As campaigning for the CUSU and GU elections intensifies following the opening of online voting on Monday, the weekend has seen a slip-up for one presidential candidate and continuing tensions over a manifesto policy for another.

CUSU presidential candidate, Flick OsbornFelicity Osborn

Candidate Flick Osborn was forced to apologise on Saturday for a mistake in her manifesto and leaflets. The former JCR president at St John’s had stated on her manifesto that during her presidency, she had persuaded the college to pay the Living Wage to “all staff”. It has since emerged that her statement was false. Only permanent staff at the college are currently paid a Living Wage, and not employees on casual contracts.

The error was spotted and brought to the attention of the CUSU Elections Committee by fellow presidential hopeful Greg Hill. The Homerton JCR president and chair of Cambridge Universities Labour Club, is the candidate most closely identified with the living wage campaign. Hill has made it one of the central points of his manifesto, after successfully lobbying Homerton during his JCR presidency to raise all staff pay rates to at least £7.45 per hour, the UK’s official living wage.

The CUSU Elections Committee, chaired by Returning Officer and outgoing Access Officer, Vicky Hudson, refused to rule on whether the claim was true or not. A new post on the Rulings section of the Elections Committee webpage which appeared on Friday states that: “CUSU Elections Committee does not see it as its role to rule on the veracity or otherwise of individual statements made by candidates in the election. That is the rule we hope is played by vigorous campaigning by all candidates and their campaigners, holding each other’s statements to account in the public arena.”

Osborn has since acknowledged the mistake on her campaign blog. In a post written on Saturday night, she states: “I want to apologise unreservedly for any miscommunication and misunderstanding I’ve caused here. I can assure you it is not my intention to make false claims!” She adds, “My fellow candidate Greg is passionate about the Living Wage Campaign, so I’d also like to offer my apologies to him and his committee who have worked so hard on it. I certainly don’t want them to think I am trying to claim success which isn’t my own.”

George Bangham of Emmanuel College, and the Wilberforce Society chairmanGeorge Bangham

The third presidential candidate, George Bangham, has also been under pressure in the campaign’s final stages to clarify his stance on the position of CUSU Women’s Officer. Bangham’s manifesto promises that “I’ll give Cambridge’s women a stronger voice in the Women’s Campaign, with a depoliticised women’s officer role, who listens to all women, all of the time.”

Bangham’s stance attracted scepticism among audience members at Monday evening’s CUSU council hustings. Candidate for Women’s Officer Lauren Steele expressed disappointment that the Women’s Campaign is “stigmatised as aggressive and radical”, while Welfare Officer candidate Helen Hoogewerf-McComb, when asked whether she thought welfare was political, answered that “being too shy about politics is dangerous when minorities are at risk”.

Bangham’s policy has been raised at several of this week’s hustings, most vocally at King’s on Wednesday. Posts on the ‘decline’ page of the Facebook event ‘Vote George Bangham for CUSU President’ include one by third year geographer at King’s Sorcha Bacon which reads: “sorry, as a woman i [sic] can't fit politics into my small pretty and sometimes hysterical brain, but could you explain to me why you would depoliticise the women's officers role? I'll try to understand but my womb may prevent me from understanding…!”

Another by student James Smith expresses anger that Bangham would work to “hold CUSU Campaigns to account”, stating “If once elected president you attempt to interfere with these campaigns you will have absolutely no legitimacy or real power to do so. All you are doing with your campaign is causing the members of these campaigns to feel as though they are not welcome and respected in Cambridge, and promoting the idea that autonomous campaigns shouldn't be independent.”

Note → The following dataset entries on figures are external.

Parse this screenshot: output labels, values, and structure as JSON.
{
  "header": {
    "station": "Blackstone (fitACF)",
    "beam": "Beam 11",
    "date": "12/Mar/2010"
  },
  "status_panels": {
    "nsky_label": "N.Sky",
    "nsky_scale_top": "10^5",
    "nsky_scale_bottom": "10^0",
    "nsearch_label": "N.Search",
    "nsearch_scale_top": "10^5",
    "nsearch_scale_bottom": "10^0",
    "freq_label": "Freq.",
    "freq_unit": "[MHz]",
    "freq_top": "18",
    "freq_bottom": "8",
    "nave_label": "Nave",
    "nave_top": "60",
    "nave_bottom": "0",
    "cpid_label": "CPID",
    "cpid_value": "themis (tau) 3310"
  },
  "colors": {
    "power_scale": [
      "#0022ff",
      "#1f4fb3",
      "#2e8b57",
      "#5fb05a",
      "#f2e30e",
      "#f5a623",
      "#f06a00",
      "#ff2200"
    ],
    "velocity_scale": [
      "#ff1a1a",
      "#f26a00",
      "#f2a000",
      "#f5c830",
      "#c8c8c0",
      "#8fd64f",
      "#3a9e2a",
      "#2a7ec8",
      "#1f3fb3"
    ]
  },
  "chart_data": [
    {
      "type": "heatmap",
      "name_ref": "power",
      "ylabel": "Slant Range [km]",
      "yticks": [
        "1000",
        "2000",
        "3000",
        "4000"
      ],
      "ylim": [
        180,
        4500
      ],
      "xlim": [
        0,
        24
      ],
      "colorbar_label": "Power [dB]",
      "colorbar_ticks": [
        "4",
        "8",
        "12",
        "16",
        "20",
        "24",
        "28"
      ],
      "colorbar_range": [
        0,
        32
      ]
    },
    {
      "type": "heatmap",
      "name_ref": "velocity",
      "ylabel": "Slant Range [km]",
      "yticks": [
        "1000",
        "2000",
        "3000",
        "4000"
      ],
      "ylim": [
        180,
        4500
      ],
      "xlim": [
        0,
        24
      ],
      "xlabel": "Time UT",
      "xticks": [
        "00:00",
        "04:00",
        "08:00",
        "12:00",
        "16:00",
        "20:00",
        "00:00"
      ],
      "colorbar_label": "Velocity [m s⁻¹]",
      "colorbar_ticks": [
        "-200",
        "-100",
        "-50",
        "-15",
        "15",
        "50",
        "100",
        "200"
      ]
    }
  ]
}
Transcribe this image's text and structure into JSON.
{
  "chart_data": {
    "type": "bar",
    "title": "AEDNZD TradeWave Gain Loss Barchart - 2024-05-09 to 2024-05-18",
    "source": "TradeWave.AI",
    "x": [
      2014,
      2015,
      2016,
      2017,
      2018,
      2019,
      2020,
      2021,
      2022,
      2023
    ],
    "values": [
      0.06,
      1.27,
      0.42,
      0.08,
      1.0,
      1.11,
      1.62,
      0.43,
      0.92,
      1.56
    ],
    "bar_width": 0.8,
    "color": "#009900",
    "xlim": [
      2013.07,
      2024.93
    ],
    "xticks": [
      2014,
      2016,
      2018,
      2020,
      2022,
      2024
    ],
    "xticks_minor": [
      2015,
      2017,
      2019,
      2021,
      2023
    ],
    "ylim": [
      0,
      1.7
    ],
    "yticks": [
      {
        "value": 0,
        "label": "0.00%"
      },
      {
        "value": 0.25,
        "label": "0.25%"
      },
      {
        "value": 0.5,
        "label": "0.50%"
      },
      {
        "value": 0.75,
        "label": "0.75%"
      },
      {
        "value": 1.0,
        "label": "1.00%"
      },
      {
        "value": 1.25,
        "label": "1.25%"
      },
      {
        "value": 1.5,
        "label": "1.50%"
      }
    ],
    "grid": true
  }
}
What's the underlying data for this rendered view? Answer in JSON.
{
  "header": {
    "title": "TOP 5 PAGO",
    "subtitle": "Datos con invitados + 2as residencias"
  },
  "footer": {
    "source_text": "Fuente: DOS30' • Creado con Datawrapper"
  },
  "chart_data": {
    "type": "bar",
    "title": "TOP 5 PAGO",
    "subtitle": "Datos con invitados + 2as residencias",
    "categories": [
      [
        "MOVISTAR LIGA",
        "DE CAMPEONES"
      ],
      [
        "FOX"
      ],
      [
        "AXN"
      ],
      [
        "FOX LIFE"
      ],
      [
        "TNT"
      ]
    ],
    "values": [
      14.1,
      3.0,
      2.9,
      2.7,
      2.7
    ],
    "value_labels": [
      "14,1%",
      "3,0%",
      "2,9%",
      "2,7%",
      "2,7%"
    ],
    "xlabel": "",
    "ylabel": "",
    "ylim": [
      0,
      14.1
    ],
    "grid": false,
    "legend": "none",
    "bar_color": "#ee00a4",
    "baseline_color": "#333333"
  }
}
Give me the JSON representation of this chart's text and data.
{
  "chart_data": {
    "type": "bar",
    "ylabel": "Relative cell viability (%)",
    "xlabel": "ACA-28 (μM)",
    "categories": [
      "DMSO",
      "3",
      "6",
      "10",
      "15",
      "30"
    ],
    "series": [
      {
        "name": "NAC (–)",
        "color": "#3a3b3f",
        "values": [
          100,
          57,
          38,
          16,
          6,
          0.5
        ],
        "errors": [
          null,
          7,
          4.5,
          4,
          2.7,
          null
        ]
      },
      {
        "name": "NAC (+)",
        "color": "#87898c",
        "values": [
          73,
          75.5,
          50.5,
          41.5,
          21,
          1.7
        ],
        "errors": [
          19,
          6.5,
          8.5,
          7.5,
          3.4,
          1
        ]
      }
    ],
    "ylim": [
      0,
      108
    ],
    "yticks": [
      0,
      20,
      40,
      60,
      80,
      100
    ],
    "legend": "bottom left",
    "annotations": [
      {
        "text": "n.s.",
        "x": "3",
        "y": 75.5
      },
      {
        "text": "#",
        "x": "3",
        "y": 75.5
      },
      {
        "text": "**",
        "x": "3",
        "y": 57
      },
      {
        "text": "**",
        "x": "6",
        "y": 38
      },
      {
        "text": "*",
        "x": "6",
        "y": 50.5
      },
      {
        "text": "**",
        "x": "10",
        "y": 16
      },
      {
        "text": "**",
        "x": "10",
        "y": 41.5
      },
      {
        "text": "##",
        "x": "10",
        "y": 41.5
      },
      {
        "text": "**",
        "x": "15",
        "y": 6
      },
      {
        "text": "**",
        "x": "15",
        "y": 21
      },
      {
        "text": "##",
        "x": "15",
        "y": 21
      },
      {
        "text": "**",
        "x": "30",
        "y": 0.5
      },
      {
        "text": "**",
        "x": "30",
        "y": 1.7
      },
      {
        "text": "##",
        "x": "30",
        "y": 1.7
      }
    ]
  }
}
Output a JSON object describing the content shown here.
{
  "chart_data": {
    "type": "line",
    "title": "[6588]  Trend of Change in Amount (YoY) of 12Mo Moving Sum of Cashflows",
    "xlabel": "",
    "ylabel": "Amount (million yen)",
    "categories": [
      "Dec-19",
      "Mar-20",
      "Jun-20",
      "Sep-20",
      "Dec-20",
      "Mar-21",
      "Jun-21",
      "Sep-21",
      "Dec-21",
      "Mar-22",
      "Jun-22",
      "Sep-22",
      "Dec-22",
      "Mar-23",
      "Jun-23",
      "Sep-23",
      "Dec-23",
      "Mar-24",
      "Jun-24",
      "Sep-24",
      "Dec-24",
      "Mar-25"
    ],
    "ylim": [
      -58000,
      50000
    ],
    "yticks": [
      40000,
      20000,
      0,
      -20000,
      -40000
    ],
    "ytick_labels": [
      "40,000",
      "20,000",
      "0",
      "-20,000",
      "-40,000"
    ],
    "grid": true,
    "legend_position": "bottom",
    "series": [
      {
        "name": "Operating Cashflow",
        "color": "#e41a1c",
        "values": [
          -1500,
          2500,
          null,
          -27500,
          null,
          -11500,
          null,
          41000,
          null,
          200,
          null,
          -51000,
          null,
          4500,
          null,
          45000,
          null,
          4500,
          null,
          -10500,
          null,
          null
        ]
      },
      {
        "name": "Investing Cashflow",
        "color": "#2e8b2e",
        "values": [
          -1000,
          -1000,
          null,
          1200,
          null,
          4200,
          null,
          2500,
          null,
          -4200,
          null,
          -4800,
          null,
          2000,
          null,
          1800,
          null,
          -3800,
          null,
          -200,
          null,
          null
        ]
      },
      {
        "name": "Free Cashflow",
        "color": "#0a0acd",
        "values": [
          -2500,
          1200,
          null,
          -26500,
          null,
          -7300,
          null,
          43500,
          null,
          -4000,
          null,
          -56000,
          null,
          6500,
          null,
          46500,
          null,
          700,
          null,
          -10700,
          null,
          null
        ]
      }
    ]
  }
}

Bangham has responded by saying that his position has been misconstrued. Rather than changing the current women’s campaign, he insists, his belief is that there should be an additional, non-political position created so that women who do not align with the women’s campaign’s views have a place to have their opinions represented. Writing under Bacon’s Facebook post, he says “The campaigning role of the woman’s officer sits uncomfortably with her pastoral role for many of the people she is elected to represent.” He goes on to add that “this is part of a broader issue” to suggest that CUSU generally “should be a less politicised organisation”.

Online voting for the CUSU and GU positions opened at midnight on 4 March, with paper voting in colleges taking place two days later. The results will be announced on Wednesday night.